- Supreme Court of the United States

Decided March 12, 1951
- Full case name: Johnson v. Muelberger
- Citations: 340 U.S. 581 (more)

Case history
- Prior: 275 App.Div. 848, 88 N.Y.S.2d 783; 301 N.Y. 13, 92 N.E.2d 44

Holding
- The Full Faith and Credit Clause prevents a third-party from challenging the validity of a divorce granted in a different state if that other state would not allow them to challenge the divorce.

Court membership
- Chief Justice Fred M. Vinson Associate Justices Hugo Black · Stanley F. Reed Felix Frankfurter · William O. Douglas Robert H. Jackson · Harold H. Burton Tom C. Clark · Sherman Minton

Case opinions
- Majority: Reed
- Dissent: Frankfurter
- Minton took no part in the consideration or decision of the case.

Laws applied
- Full Faith and Credit Clause

= Johnson v. Muelberger =

Johnson v. Muelberger, , was a United States Supreme Court case in which the court held that the Full Faith and Credit Clause prevents a third-party from challenging the validity of a divorce granted in a different state if that other state would not allow them to challenge the divorce. A divorce granted in another state is typically called a "migratory divorce."

==Background==

Eleanor Johnson Muelberger was the child of decedent E. Bruce Johnson's first marriage. After the death of Johnson's first wife in 1939, he married Madoline Ham, and they established their residence in New York. In August 1942, Madoline obtained a divorce from him in a Florida proceeding, although the undisputed facts showed that she did not comply with the jurisdictional ninety-day residence requirement to obtain a valid divorce there.
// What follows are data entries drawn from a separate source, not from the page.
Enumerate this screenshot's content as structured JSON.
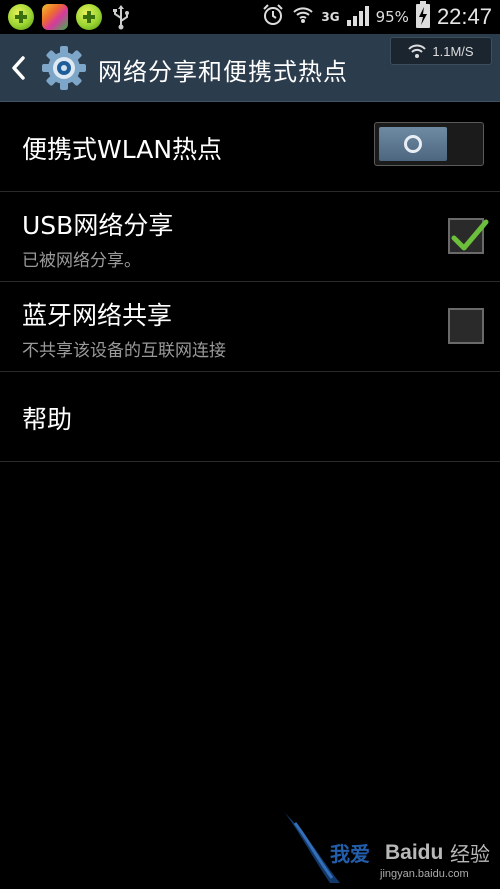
{
  "status_bar": {
    "network_label": "3G",
    "battery_percent": "95%",
    "time": "22:47",
    "icons": [
      "green-app-icon",
      "multicolor-app-icon",
      "green-app-icon",
      "usb-icon",
      "alarm-icon",
      "wifi-hotspot-icon",
      "signal-icon",
      "battery-charging-icon"
    ]
  },
  "action_bar": {
    "title": "网络分享和便携式热点",
    "speed": "1.1M/S"
  },
  "settings": {
    "wlan_hotspot": {
      "title": "便携式WLAN热点",
      "enabled": false
    },
    "usb_tethering": {
      "title": "USB网络分享",
      "subtitle": "已被网络分享。",
      "checked": true
    },
    "bluetooth_tethering": {
      "title": "蓝牙网络共享",
      "subtitle": "不共享该设备的互联网连接",
      "checked": false
    },
    "help": {
      "title": "帮助"
    }
  },
  "watermark": {
    "text1": "我爱",
    "brand": "Baidu",
    "text2": "经验",
    "url": "jingyan.baidu.com"
  },
  "colors": {
    "action_bar_bg": "#2b3c4d",
    "check_green": "#6bbf3a",
    "background": "#000000"
  }
}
In 1944, Johnson entered into a third marriage with Genevieve Johnson, and he died in 1945, leaving a will in which he gave his entire estate to his daughter, Eleanor. After probate of the will, the third wife filed notice of her election to take the statutory one-third share of the estate, under § 18 of the New York Decedent Estate Law. This election was contested by the daughter, and a trial was had before the Surrogate, who determined that she could not attack the third wife's status as surviving spouse on the basis of the alleged invalidity of Madoline's divorce, because the divorce proceeding had been a contested one, and, "[s]ince the decree is valid and final in the Florida, it is not subject to collateral attack in the courts of this state."

The Appellate Division affirmed the Surrogate's decree per curiam, but the highest court in New York reversed. New York's high court held that the Florida judgment finding jurisdiction to decree the divorce bound only the parties themselves. This followed from their previous opportunity to contest the jurisdictional issue. As the court read the Florida cases to allow Eleanor to attack the decree collaterally in Florida, it decided she should be equally free to do so in New York. The New York high court reached this decision after consideration of the Full Faith and Credit Clause. Because the case involved important issues in the adjustment of the domestic relations laws of the several states, the Supreme Court granted certiorari.

==Opinion of the court==

The Supreme Court issued an opinion on March 12, 1951.

Justice Felix Frankfurter dissented, saying he agreed with the New York high court. He also reminded readers that he dissented in Sherrer v. Sherrer and Coe v. Coe.